Example 111 1 g of di-tert-butyloxycarbonyl-insulin is dissolved in 10 ccm Dimethylacetamide with 1.4 g of N-tert-butyloxycarbonyl-D-alanine hydroxysuccinimide ester Stirred for 5 hours at room temperature. Working up and splitting off of the protective groups analogous to example 1 b) and 1 c).

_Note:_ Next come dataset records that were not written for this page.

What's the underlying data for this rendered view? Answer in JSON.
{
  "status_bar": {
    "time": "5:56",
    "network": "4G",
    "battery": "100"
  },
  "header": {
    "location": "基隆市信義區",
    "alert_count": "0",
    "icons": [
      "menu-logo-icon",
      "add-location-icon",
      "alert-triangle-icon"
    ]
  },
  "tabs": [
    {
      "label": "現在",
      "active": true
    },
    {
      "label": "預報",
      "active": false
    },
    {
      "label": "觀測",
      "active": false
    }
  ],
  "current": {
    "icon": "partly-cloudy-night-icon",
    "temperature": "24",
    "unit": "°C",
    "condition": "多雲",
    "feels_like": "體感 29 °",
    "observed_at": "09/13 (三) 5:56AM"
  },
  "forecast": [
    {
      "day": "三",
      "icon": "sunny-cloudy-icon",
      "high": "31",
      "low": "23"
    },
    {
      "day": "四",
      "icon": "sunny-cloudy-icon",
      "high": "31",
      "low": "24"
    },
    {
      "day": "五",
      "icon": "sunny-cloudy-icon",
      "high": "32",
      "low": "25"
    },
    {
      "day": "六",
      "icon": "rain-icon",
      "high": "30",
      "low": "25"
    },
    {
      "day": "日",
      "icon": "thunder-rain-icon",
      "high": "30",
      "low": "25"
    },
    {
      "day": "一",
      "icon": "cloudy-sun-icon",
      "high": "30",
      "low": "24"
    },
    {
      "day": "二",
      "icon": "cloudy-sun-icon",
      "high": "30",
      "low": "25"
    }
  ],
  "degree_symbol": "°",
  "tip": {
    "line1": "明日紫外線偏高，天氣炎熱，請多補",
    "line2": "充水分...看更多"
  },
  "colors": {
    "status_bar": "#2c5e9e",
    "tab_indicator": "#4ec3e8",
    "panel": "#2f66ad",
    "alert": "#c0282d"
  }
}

Yield: 980 mg of Nα (B1) -D-alanyl-insulin.

Claims (6)

P a t e n t a n s p r ü c h e 1. nsulin derivatives of the general formula I 0 II-Gly-Ile- ..... (A chain) ... Insulin (I) A-Phe-Val -....... (B chain) in which A is an alkanoyl radical with 1 to 4 carbon atoms, a phenylalkanoyl radical with 1 to 3 carbon atoms in the alkanoyl part, benzoyl or an alkyl-oxycarbonyl or aralkyloxycarbonyl radical, the alkyl part being 1 contains up to 4 carbon atoms, or an amino-acyl radical, which differs from the naturally occurring α- or ß-amino acids or, if appropriate, their D-enantiomers, means. 2. Insulin derivatives of the general formula I, in which A denotes the acetyl, Propionyl, butyryl, benzoyl, phenylacetyl, methyloxycarbonyl, ethyloxycarbonyl or benzyloxycarbonyl radical. 3. Insulin derivatives of the general formula 1, in which A is the glycyl, L-alanyl, D-alanyl, β-alanyl, L-glutamyl, L-asparagyl, L-lysyl or arginyl radical means. 4. Process for the preparation of insulin derivatives of the general Formula I H-Gly-Ile -... .. to. . (A-chain) .... insulin (I) A-Phe-Val -........ (B-chain) in the A an Alkanoylre.st with 1 to 4 carbon atoms, a phenylalkanoylrest with 1 to 3 carbon atoms in the alkanoyl part, benzoyl or an alkyl-oxyearbonyl or aralkyloxycarbonyl radical, whereby the alkyl part contains 1 to 4 carbon atoms, or an amino-acyl radical, which is different from the naturally occurring oC- or ß-amino acids or optionally their D-enant: iomers derives, means, characterized in that one insulin in a mixture that from a N.N-Dialkylcarbonsäurea'nid with a total of 3 to 6 carbon atoms and one aqueous buffer solution with a pII value of 8.0 to 9.0, with an excess an ter-butyloxycarbonyl azide at room temperature or slightly elevated temperature reacted, then with 2 to 4 equivalents of an activated ester of a carboxylic acid A-OH, where the acyl radical A has the above meaning, converts and the reaction product treated with a strong acid such as trifluoroacetic acid. 5. Process for the preparation of pharmaceutical preparations with antidiabetic Effect, characterized in that compounds of the general formula I, in which A has the above meaning, optionally in combination with insulin or its derivatives in a form suitable for therapeutic purposes. 6. Pharmaceutical preparations m antidiabetic effect, marked by a content of a compound of the general formula I in which A the above Has meaning.